Federal gridlock stunts education funding
Federal lawmakers are gridlocked in discussions about funding for education, although in a December 2018 poll conducted by POLITICO and Harvard T.H. Chan School of Public Health, over 65 percent of Democrats and Republicans said increasing K-12 funding is an “extremely important priority” for Congress.
In late February, the House Education and Labor Committee approved the Rebuild America’s Schools Act of 2019 to provide $100 billion for school modernizations, with priority given low-income communities.

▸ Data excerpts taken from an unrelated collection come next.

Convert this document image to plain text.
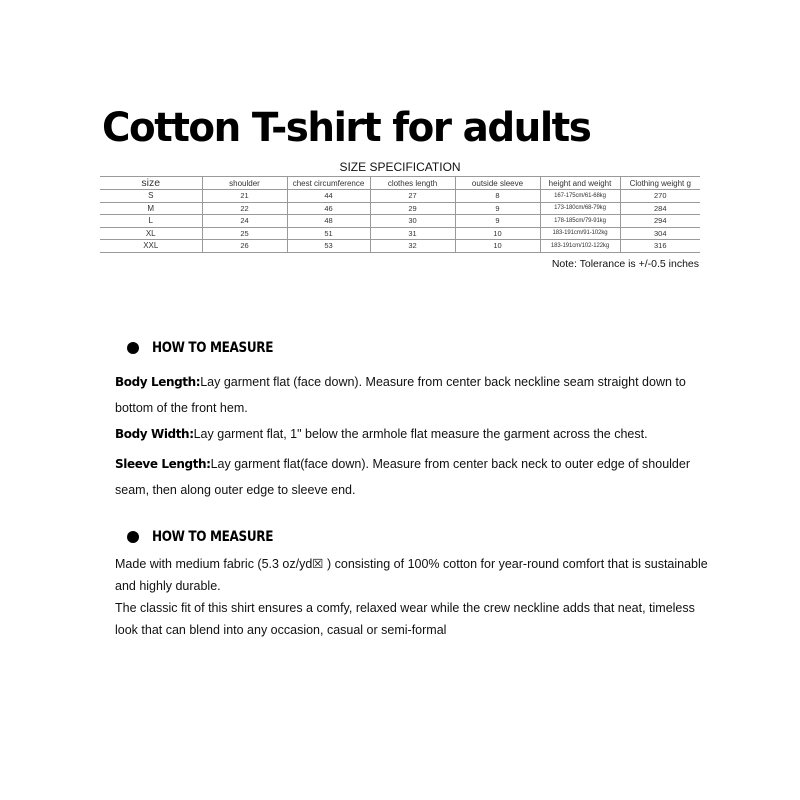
Cotton T-shirt for adults
SIZE SPECIFICATION
size	shoulder	chest circumference	clothes length	outside sleeve	height and weight	Clothing weight g
S	21	44	27	8	167-175cm/61-68kg	270
M	22	46	29	9	173-180cm/68-79kg	284
L	24	48	30	9	178-185cm/79-91kg	294
XL	25	51	31	10	183-191cm/91-102kg	304
XXL	26	53	32	10	183-191cm/102-122kg	316
Note: Tolerance is +/-0.5 inches
HOW TO MEASURE
Body Length:Lay garment flat (face down). Measure from center back neckline seam straight down to bottom of the front hem.
Body Width:Lay garment flat, 1" below the armhole flat measure the garment across the chest.
Sleeve Length:Lay garment flat(face down). Measure from center back neck to outer edge of shoulder seam, then along outer edge to sleeve end.
HOW TO MEASURE
Made with medium fabric (5.3 oz/yd☒ ) consisting of 100% cotton for year-round comfort that is sustainable and highly durable.
The classic fit of this shirt ensures a comfy, relaxed wear while the crew neckline adds that neat, timeless look that can blend into any occasion, casual or semi-formal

“I think that if you don’t have, for instance, air that is fit to breathe, it’s hard to see how people can learn,” said Rep. Raja Krishnamoorthi, an Illinois Democrat who serves on the committee. “At the end of the day, schools are about learning.”
The bill is expected to pass in the Democratic-controlled House. The Republicans prefer the issues be addressed on a state-by-state basis, pointing to the success of opportunity zones, which focus on private investment in low-income communities in exchange for preferential tax treatment.
“Refocusing our efforts on community development and local innovation will rebuild our communities far more effectively than the federal government can,” said a spokeswoman for Rep. Virginia Foxx, R-N.C., the top Republican on the House Education and Labor committee.
The GOP-controlled Senate is unlikely to pass a companion bill, introduced in late January.
Two weeks ago, President Trump unveiled his budget that would slash funding for the Department of Education by more than 10 percent.
A 2017 American Society of Civil Engineers’ report found that the federal government contributes little to no funding despite education infrastructure being the second largest infrastructure sector in the country.
“The federal role is really important to support states to ensure low-wealth districts, like Baltimore, aren’t penalized in terms of the quality of school facilities,” said Filardo.
State and local communities rally to repair Maryland Schools
The Maryland State Department of Education said its public schools are underfunded by $2.9 billion every year, according to a 2016 report.
Washington, of the Baltimore City Public Schools, said that she does not anticipate state or local funding to significantly increase in the next year. “Without having additional resources, it means the district continues to piecemeal and grapple with infrastructure issues for our students,” she said.
Because local funding is obtained through property taxes, schools like Dr. Martin Luther King Jr. Elementary Middle School have become advocates for more equitable distribution of state funds to schools in impoverished communities.
Two weeks ago, the ACLU of Maryland and the NAACP Legal Defense and Educational Fund went to court to reopen a landmark case against state leaders. Last week, thousands of teachers and educators marched in Annapolis, Maryland, the state capital.
Many education advocates in Maryland support the lawsuit and the state’s Kirwan Commission, which is tasked with proposing new education standards, policies and funding formulas for Maryland.
The commission recommended an injection of $1.5 billion into the state’s education budget in 2021 and $2.6 billion in 2022. By 2030, the proposed funding would increase to $3.8 billion.
Meanwhile, Baltimore City Public Schools, the Maryland Stadium Authority, the city and state have committed to pour $1.1 billion toward improvements or reconstruction of over 20 schools building in the next decade.
For Rachel Brunson of Dr. Martin Luther King Elementary Middle School, though, the funding isn’t coming soon enough to save her school.
“The students of Baltimore City deserve 21st century buildings,” said Brunson. “They deserve structures, the same types of buildings that any other district is getting or has. Unfortunately, this is urban education.”